Broadcom CEO Dampens Near-Term Optical Networking Outlook, Sending Corning Shares Down 5%
summarizeSummary
Broadcom's CEO, Hock E. Tan, stated on a recent earnings call that the widespread shift from copper to optical fiber for 'scale-up' within AI data center racks is unlikely to occur this year or next, citing copper's advantages in latency, power, and cost. These comments directly impact Corning, a significant player in optical networking and a collaborator with Broadcom on co-packaged optics (CPO), a technology expected to benefit from AI data center growth.

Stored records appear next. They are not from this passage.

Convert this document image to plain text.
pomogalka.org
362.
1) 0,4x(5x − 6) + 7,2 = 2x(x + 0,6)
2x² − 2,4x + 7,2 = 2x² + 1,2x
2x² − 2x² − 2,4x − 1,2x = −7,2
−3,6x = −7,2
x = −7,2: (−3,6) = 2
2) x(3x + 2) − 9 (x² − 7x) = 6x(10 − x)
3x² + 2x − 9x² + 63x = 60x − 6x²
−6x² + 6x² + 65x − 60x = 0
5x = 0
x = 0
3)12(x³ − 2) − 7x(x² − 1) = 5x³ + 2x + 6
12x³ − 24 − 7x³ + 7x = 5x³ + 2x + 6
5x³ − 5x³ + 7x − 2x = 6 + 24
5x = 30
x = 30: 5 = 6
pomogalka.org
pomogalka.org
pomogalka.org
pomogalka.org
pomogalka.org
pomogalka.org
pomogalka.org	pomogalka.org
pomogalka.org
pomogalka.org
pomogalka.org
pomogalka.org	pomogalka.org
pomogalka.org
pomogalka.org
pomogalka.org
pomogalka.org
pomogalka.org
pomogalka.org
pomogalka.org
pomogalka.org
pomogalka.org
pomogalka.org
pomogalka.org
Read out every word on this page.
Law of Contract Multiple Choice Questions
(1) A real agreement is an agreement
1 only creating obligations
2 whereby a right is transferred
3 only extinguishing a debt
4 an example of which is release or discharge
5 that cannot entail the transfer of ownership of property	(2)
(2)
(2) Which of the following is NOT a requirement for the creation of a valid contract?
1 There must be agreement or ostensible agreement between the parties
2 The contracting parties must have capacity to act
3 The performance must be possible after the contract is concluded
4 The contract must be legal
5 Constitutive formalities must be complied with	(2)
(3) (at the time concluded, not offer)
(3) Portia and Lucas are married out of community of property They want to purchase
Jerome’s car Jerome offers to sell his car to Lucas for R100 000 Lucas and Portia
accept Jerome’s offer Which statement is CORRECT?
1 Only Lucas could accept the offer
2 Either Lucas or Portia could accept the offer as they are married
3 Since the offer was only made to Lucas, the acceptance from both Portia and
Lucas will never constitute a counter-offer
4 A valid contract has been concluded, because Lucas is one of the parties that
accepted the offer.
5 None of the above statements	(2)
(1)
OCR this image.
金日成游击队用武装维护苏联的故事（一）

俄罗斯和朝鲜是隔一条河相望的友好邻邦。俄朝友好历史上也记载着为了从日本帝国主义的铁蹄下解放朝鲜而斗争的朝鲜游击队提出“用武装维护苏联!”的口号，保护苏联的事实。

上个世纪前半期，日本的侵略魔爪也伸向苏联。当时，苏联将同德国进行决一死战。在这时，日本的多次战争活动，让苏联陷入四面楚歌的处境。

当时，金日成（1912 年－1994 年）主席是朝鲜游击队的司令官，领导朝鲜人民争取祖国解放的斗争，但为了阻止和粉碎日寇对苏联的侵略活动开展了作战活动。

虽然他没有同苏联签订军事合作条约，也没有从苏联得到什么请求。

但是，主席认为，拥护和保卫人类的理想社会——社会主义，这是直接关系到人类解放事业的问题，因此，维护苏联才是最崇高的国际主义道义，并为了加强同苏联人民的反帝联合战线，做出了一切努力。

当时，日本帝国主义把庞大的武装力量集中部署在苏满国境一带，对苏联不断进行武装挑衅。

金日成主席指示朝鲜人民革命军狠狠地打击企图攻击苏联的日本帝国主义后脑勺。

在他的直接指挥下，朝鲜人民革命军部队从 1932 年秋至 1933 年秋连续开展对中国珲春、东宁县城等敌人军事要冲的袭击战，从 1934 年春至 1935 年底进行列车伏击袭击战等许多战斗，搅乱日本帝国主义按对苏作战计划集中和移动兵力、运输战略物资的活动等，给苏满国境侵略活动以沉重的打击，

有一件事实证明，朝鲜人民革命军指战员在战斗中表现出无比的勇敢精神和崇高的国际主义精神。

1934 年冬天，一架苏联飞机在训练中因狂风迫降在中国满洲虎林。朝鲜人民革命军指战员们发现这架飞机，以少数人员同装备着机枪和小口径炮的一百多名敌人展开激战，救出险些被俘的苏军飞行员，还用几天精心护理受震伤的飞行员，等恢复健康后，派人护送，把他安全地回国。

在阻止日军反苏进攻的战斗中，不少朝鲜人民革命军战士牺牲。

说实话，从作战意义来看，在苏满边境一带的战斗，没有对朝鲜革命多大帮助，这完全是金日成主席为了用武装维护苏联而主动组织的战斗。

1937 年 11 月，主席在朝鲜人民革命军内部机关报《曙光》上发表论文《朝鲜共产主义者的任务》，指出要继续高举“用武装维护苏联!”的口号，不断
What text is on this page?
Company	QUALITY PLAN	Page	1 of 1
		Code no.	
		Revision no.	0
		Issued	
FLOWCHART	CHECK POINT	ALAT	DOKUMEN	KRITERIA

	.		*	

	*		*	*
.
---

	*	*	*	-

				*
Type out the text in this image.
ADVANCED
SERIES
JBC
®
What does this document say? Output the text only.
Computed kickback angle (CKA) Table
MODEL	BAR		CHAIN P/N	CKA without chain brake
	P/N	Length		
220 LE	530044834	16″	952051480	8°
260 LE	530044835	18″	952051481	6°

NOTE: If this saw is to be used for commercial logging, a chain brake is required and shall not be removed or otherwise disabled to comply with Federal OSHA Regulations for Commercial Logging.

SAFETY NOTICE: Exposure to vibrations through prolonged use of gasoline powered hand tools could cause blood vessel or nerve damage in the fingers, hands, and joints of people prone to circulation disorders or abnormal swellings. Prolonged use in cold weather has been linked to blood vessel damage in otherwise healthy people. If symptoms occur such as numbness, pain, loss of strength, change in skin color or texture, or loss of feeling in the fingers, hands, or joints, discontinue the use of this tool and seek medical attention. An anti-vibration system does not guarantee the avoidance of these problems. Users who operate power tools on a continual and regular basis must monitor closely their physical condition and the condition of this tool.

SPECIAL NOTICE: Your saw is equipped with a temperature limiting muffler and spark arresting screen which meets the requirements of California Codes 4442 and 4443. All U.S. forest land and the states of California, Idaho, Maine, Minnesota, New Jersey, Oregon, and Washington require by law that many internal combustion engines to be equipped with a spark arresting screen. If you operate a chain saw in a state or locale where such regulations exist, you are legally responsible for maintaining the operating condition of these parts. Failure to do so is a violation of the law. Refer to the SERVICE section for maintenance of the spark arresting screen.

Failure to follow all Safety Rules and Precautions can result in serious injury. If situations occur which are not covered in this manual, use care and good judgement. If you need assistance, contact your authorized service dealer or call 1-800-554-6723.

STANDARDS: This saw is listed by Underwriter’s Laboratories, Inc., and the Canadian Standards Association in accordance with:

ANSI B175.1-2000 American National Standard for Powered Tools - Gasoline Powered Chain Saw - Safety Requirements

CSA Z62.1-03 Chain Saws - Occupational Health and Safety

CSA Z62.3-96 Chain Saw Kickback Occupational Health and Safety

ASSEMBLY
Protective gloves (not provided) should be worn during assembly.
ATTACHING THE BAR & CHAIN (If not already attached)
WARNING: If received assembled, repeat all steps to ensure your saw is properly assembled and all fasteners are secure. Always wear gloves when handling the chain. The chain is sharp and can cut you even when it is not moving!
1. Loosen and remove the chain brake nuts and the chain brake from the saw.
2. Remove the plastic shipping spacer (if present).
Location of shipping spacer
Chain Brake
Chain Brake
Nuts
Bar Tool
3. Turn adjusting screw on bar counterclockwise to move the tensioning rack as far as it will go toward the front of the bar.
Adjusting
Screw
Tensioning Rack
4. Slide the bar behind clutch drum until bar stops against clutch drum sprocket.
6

Corning's stock dropped 5% in premarket trading following these remarks, as the near-term outlook for a significant growth driver is now tempered. This news challenges the narrative that has seen Corning's shares climb 65% this year, positioning it as an AI boom winner. While analysts suggest CPO adoption is still 2-3 years away from meaningful inflection, the CEO's comments introduce near-term uncertainty for a previously strong growth catalyst.
At the time of this announcement, GLW was trading at $136.70 on NYSE in the Technology sector, with a market capitalization of approximately $124.3B. The 52-week trading range was $37.31 to $162.10. This news item was assessed with negative market sentiment and an importance score of 8 out of 10. Source: Dow Jones Newswires.